From: Lee Corbin (lcorbin@tsoft.com)
Date: Tue Nov 19 2002 - 20:57:38 MST


Well, I heard from John Clark, and he has mellowed since the
old days when he defiantly proclaimed "A causes B means
exactly nothing more than A always comes before B". But
since I was so thoroughly trounced by him (back in the old
days) when I tried to argue against that, I will now defend
it. Maybe I will lose again.

gts writes

> Ross A. Finlayson wrote:
>
> > That is obviously not true. If A-> B and C-> B, then either C or A...
>
> We're not discussing truth tables here.

I agree.

> My statement was about causality. I believe it is true for all
> conventional purposes, though it does seem to break down at the
> quantum level, as sceir pointed out.

For the record, gts's statement was (pant, pant)

      If event A causes event B then event A
      certainly does occur before event B in
      time, unless and until someone proves
      that faster than light communications
      are possible.

> After hearing from Lee in email, I think that he actually opened this
> thread to discuss something completely different.

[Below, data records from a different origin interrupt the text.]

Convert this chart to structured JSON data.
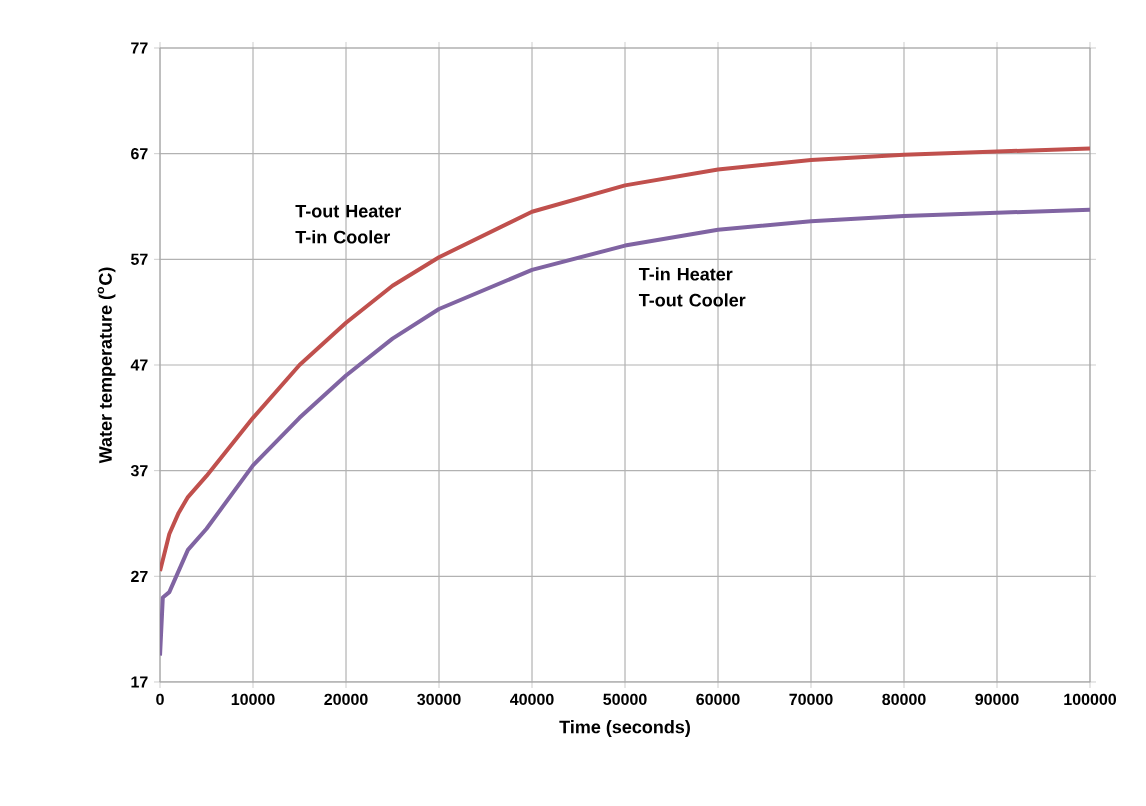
{
  "chart_data": {
    "type": "line",
    "xlabel": "Time (seconds)",
    "ylabel": "Water temperature ($^{o}$C)",
    "xlim": [
      0,
      100000
    ],
    "ylim": [
      17,
      77
    ],
    "xticks": [
      0,
      10000,
      20000,
      30000,
      40000,
      50000,
      60000,
      70000,
      80000,
      90000,
      100000
    ],
    "yticks": [
      17,
      27,
      37,
      47,
      57,
      67,
      77
    ],
    "grid": true,
    "marker": "none",
    "line_style": "solid",
    "series": [
      {
        "name": "T-out Heater T-in Cooler",
        "color": "#c0504d",
        "x": [
          0,
          1000,
          2000,
          3000,
          5000,
          10000,
          15000,
          20000,
          25000,
          30000,
          40000,
          50000,
          60000,
          70000,
          80000,
          90000,
          100000
        ],
        "values": [
          27.5,
          31,
          33,
          34.5,
          36.5,
          42,
          47,
          51,
          54.5,
          57.2,
          61.5,
          64,
          65.5,
          66.4,
          66.9,
          67.2,
          67.5
        ]
      },
      {
        "name": "T-in Heater T-out Cooler",
        "color": "#8064a2",
        "x": [
          0,
          300,
          1000,
          3000,
          5000,
          10000,
          15000,
          20000,
          25000,
          30000,
          40000,
          50000,
          60000,
          70000,
          80000,
          90000,
          100000
        ],
        "values": [
          19.5,
          25,
          25.5,
          29.5,
          31.5,
          37.5,
          42,
          46,
          49.5,
          52.3,
          56,
          58.3,
          59.8,
          60.6,
          61.1,
          61.4,
          61.7
        ]
      }
    ]
  }
}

No, I heard from yet *another* sometime participant to these
chats who wanted to know more about the claim that "A causes
B means exactly---nothing more, nothing less---that A always
comes before B". But list shyness is becoming endemic.

> He's curious about the fact that A can always come
> before B but not be the cause of B. [That was in
> the old days---I now have a counter-argument.] In
> those terms A can be a *necessary condition* for B,
> such that A always occurs before B but yet does not
> cause B.

Well, then I (now) would say that if A *always* comes
before B, what right to we have to say that A is not
the cause of B? ("Always" is a powerful adverb.)

> For example one cannot see the stars unless one first has eyes to see,
> but having eyes to see does not cause one to see the stars. Eyesight is
> a necessary condition but not a cause.

We are talking about events, events of some type or other.
The claim was about events of type A always preceding
events of type B in time. Not conditions.